これまでの個展「思い出と物語のあいだ」(2011、日本)、「Faded」(2022、ベルギー)、「Out of Focus」(2025、ベルギー)では、意図的・無意図的な想起において生じる鮮明さと曖昧さの共存、すなわち「思い出される瞬間の不確かさ」そのものが、ミニマルな抽象絵画として提示された。
本展「Aufheben」は、そうした記憶の現象学的な探究を一歩進め、記憶を主題とする段階から、認識が時間をどのように内包して立ち上がるのか、その状態そのものへと焦点を移す試みである。ここで参照される記憶は、もはや回帰される対象だけではなく、一度受け入れられ、内面化され、現在の感覚へと統合された状態として扱われる。

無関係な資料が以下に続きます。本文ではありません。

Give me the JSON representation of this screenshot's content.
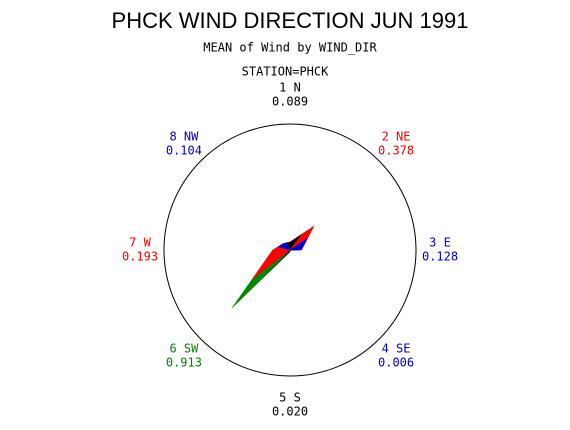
{
  "chart_data": {
    "type": "star",
    "title": "PHCK WIND DIRECTION JUN 1991",
    "subtitle": "MEAN of Wind by WIND_DIR",
    "group_label": "STATION=PHCK",
    "categories": [
      "1 N",
      "2 NE",
      "3 E",
      "4 SE",
      "5 S",
      "6 SW",
      "7 W",
      "8 NW"
    ],
    "values": [
      0.089,
      0.378,
      0.128,
      0.006,
      0.02,
      0.913,
      0.193,
      0.104
    ],
    "value_labels": [
      "0.089",
      "0.378",
      "0.128",
      "0.006",
      "0.020",
      "0.913",
      "0.193",
      "0.104"
    ],
    "colors": [
      "#000000",
      "#ff0000",
      "#0000cc",
      "#0000cc",
      "#000000",
      "#008800",
      "#ff0000",
      "#0000cc"
    ],
    "rlim": [
      0,
      1.4
    ]
  }
}
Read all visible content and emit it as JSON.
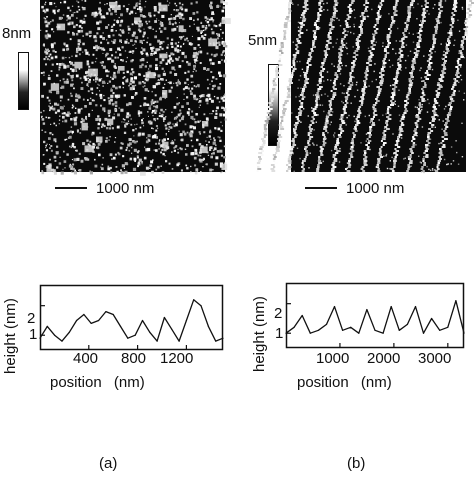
{
  "panel_a": {
    "height_scale_label": "8nm",
    "scale_bar_label": "1000 nm",
    "profile": {
      "ylabel": "height (nm)",
      "xlabel": "position (nm)",
      "yticks": [
        "2",
        "1"
      ],
      "xticks": [
        "400",
        "800",
        "1200"
      ],
      "caption": "(a)"
    }
  },
  "panel_b": {
    "height_scale_label": "5nm",
    "scale_bar_label": "1000 nm",
    "profile": {
      "ylabel": "height (nm)",
      "xlabel": "position (nm)",
      "yticks": [
        "2",
        "1"
      ],
      "xticks": [
        "1000",
        "2000",
        "3000"
      ],
      "caption": "(b)"
    }
  },
  "chart_data": [
    {
      "type": "line",
      "xlim": [
        0,
        1500
      ],
      "ylim": [
        0.5,
        2.7
      ],
      "x": [
        0,
        60,
        120,
        180,
        240,
        300,
        360,
        420,
        480,
        540,
        600,
        660,
        720,
        780,
        840,
        900,
        960,
        1020,
        1080,
        1140,
        1200,
        1260,
        1320,
        1380,
        1440,
        1500
      ],
      "y": [
        0.9,
        1.3,
        1.0,
        0.8,
        1.1,
        1.5,
        1.7,
        1.4,
        1.5,
        1.8,
        1.7,
        1.3,
        0.9,
        1.0,
        1.5,
        1.1,
        0.8,
        1.6,
        1.2,
        0.8,
        1.5,
        2.2,
        2.0,
        1.3,
        0.8,
        0.9
      ]
    },
    {
      "type": "line",
      "xlim": [
        0,
        3300
      ],
      "ylim": [
        0.5,
        2.7
      ],
      "x": [
        0,
        150,
        300,
        450,
        600,
        750,
        900,
        1050,
        1200,
        1350,
        1500,
        1650,
        1800,
        1950,
        2100,
        2250,
        2400,
        2550,
        2700,
        2850,
        3000,
        3150,
        3300
      ],
      "y": [
        1.0,
        1.2,
        1.6,
        1.0,
        1.1,
        1.3,
        1.9,
        1.1,
        1.2,
        1.0,
        1.8,
        1.1,
        1.0,
        1.9,
        1.1,
        1.3,
        1.9,
        1.0,
        1.5,
        1.1,
        1.2,
        2.1,
        1.0
      ]
    }
  ]
}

「Aufheben」という概念が示すように、本展における記憶は、保存と消失、否定と継承という相反する運動を同時に孕んでいる。過去は否定されることなく保持されるが、そのままの形では残らない。記憶は解体され、再配置され、結果として「過去に縛られない現在」を支える構造へと変容する。
展示される絵画は、具体的な記憶や出来事を示していない。それらは、想起のきっかけとなる現象を捉えた場面として提示されているーミニマルな構成や抑制された色彩は、保持されながら変容し、消失しながらなお作用し続けるという二重の運動の只中で、時間がまだ輪郭を結びきらない瞬間、あるいはすでに過去として遠のきつつあるその気配のなかで、わずかな不均衡のうちに像として現れる。